The right-hand salute that accompanied the recitation of the pledge was discontinued during World War II. The phrase, "Under God" was added by Congress and President Dwight Eisenhower in 1954.


Schlessinger Attacks ALA

by Timothy Binga

Dr. Laura Schlessinger, the radio personality, has attacked the American Library Association because of the ALA's stance on Internet filtering. She began her crusade by attacking a health information Web site maintained by Columbia University called "Go Ask Alice," which the ALA recommended on their Teen Hoopla Web page. According to Schlessinger, the ALA wants children to be able to access pornography. Internet filtering advocates joined her, and her Web site has become an Internet filtering lobby site.

The ALA wants to protect children from these types of sites, but filtering software has not been successful. There are many examples of sites that are blocked with the filtering software that children should be able to see, including toy sites, and some that should be blocked but get through anyway. Consequently, the ALA wants parents themselves to monitor their children's access. It is surprising that Schlessinger, an advocate for having parents actually parent their own children, is trying to force someone else to watch them. It is also interesting to note that, because of the some of the materials posted on Schlessinger's site as examples from the "Go Ask Alice" site, filtering software should block her site too.


Anti-Abortion Protests Sputter in Buffalo

by Tom Flynn

Abortion opponents from around the nation gathered in Buffalo, New York, during April. But the promised reprise of 1992's "Spring of Life" turned out smaller than anticipated.

"Operation Save America" (OSA) was organized by the Reverend Flip Benham of Operation Rescue - National and the Reverend Robert L. Behn of Buffalo's Last Call Ministries. Announced just after the October assassination of Buffalo-area abortion provider Dr. Barnett Slepian, OSA was controversial even among abortion opponents. The Reverend Rob Schenk and other Spring of Life leaders announced they would not participate.

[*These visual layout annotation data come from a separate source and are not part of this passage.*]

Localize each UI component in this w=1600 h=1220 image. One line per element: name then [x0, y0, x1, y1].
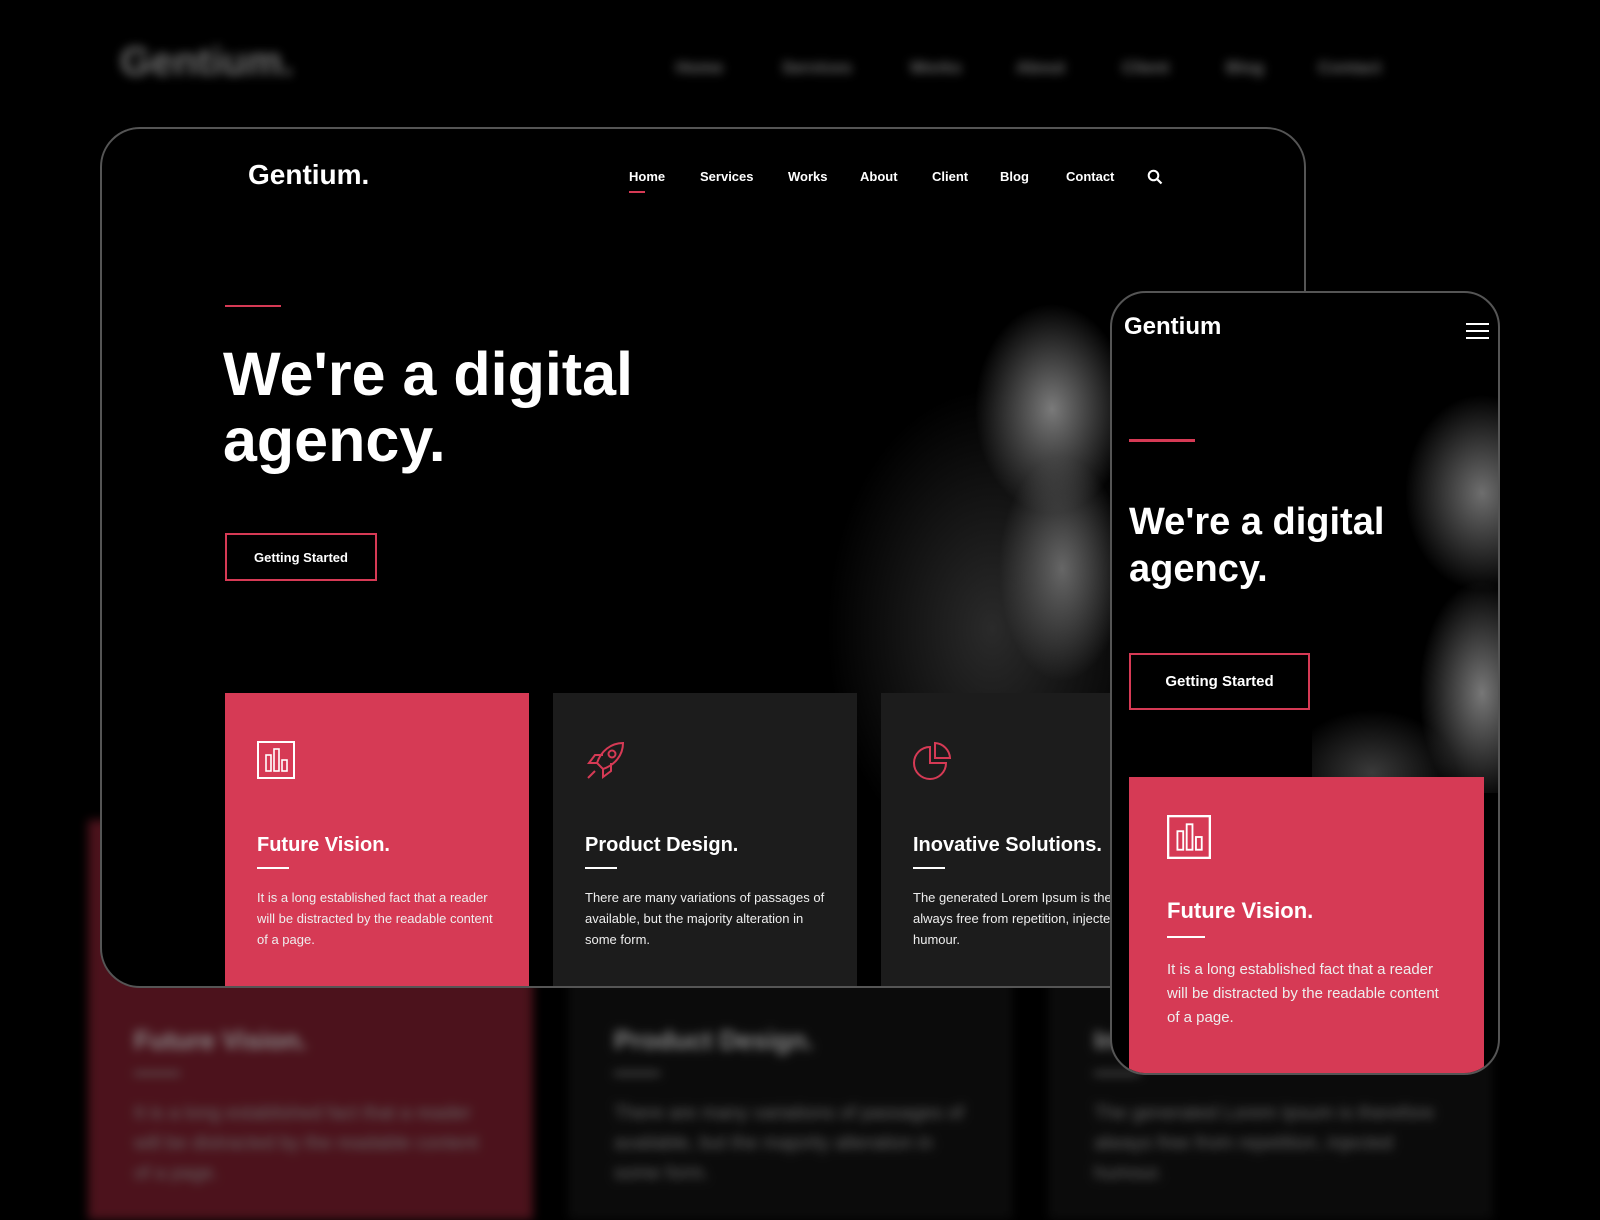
card-product-design: Product Design. There are many variation…: [553, 693, 857, 986]
nav-works[interactable]: Works: [788, 169, 828, 184]
nav-active-underline: [629, 191, 645, 193]
bg-nav-home: Home: [676, 58, 724, 77]
nav-client[interactable]: Client: [932, 169, 968, 184]
card-text: It is a long established fact that a rea…: [1167, 961, 1439, 1026]
card-title: Future Vision.: [1167, 898, 1314, 923]
mobile-card-future-vision: Future Vision. It is a long established …: [1129, 777, 1484, 1073]
mobile-hero-headline: We're a digital agency.: [1129, 501, 1385, 590]
bg-logo: Gentium.: [120, 40, 294, 84]
hamburger-icon[interactable]: [1466, 323, 1489, 344]
bar-chart-icon: [1167, 815, 1211, 859]
nav-blog[interactable]: Blog: [1000, 169, 1029, 184]
card-future-vision: Future Vision. It is a long established …: [225, 693, 529, 986]
card-text: There are many variations of passages of…: [585, 890, 825, 947]
nav-services[interactable]: Services: [700, 169, 754, 184]
nav-contact[interactable]: Contact: [1066, 169, 1114, 184]
nav-home[interactable]: Home: [629, 169, 665, 184]
hero-headline: We're a digital agency.: [223, 340, 633, 474]
card-title: Product Design.: [585, 834, 739, 856]
mobile-mockup: Gentium We're a digital agency. Getting S…: [1110, 291, 1500, 1075]
hero-accent-line: [225, 305, 281, 307]
bg-nav-services: Services: [782, 58, 852, 77]
bg-nav-client: Client: [1122, 58, 1170, 77]
search-icon[interactable]: [1147, 169, 1163, 185]
hero-accent-line: [1129, 439, 1195, 442]
rocket-icon: [587, 741, 625, 779]
mobile-logo[interactable]: Gentium: [1124, 313, 1221, 341]
card-text: It is a long established fact that a rea…: [257, 890, 493, 947]
bg-nav-contact: Contact: [1318, 58, 1382, 77]
bg-nav-blog: Blog: [1226, 58, 1264, 77]
nav-about[interactable]: About: [860, 169, 898, 184]
bg-nav-about: About: [1016, 58, 1066, 77]
mobile-getting-started-button[interactable]: Getting Started: [1129, 653, 1310, 710]
bar-chart-icon: [257, 741, 295, 779]
getting-started-button[interactable]: Getting Started: [225, 533, 377, 581]
card-title: Future Vision.: [257, 834, 390, 856]
bg-nav-works: Works: [910, 58, 962, 77]
pie-chart-icon: [913, 741, 952, 780]
logo[interactable]: Gentium.: [248, 159, 369, 191]
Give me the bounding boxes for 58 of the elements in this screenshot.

OSA's agenda was broader than abortion alone, including protests of bookstores said to sell pornography, gay and lesbian sites, public schools, and even Free Inquiry Editor-in-Chief Paul Kurtz. Officials treated the event very cautiously out of concern that pro-life extremists might attempt further violence. (At the time, no suspect had been named in the slaying of Dr. Slepian.) Federal judge Richard Arcara ordered a 60-foot buffer zone around area clinics, which essentially forced protests across the street from clinic doors. Federal authorities took extraordinary precautions, including x-raying all of Free Inquiry's incoming mail over a two-week period. Finally, pro-choice activists trained hundreds of clinic defenders.

Actual demonstrations between April 18 and 25 proved far smaller than predicted. Fewer than 200 anti-abortion protestors participated, standing outside abortion clinics, public schools, and a Barnes & Noble bookstore displaying grisly retouched images of dismembered fetuses. Often they were outnumbered by law-enforcement personnel. Planned protests against Paul Kurtz and at gay/lesbian sites never materialized. Often, pro-choice counter-protestors found themselves with little to do.

Pro-choice and pro-life leaders agree that the era of mass blockades of abortion clinics may have passed. And Operation Rescue - National has claimed success in Buffalo, so much so that it announced it will change its name to Operation Save America.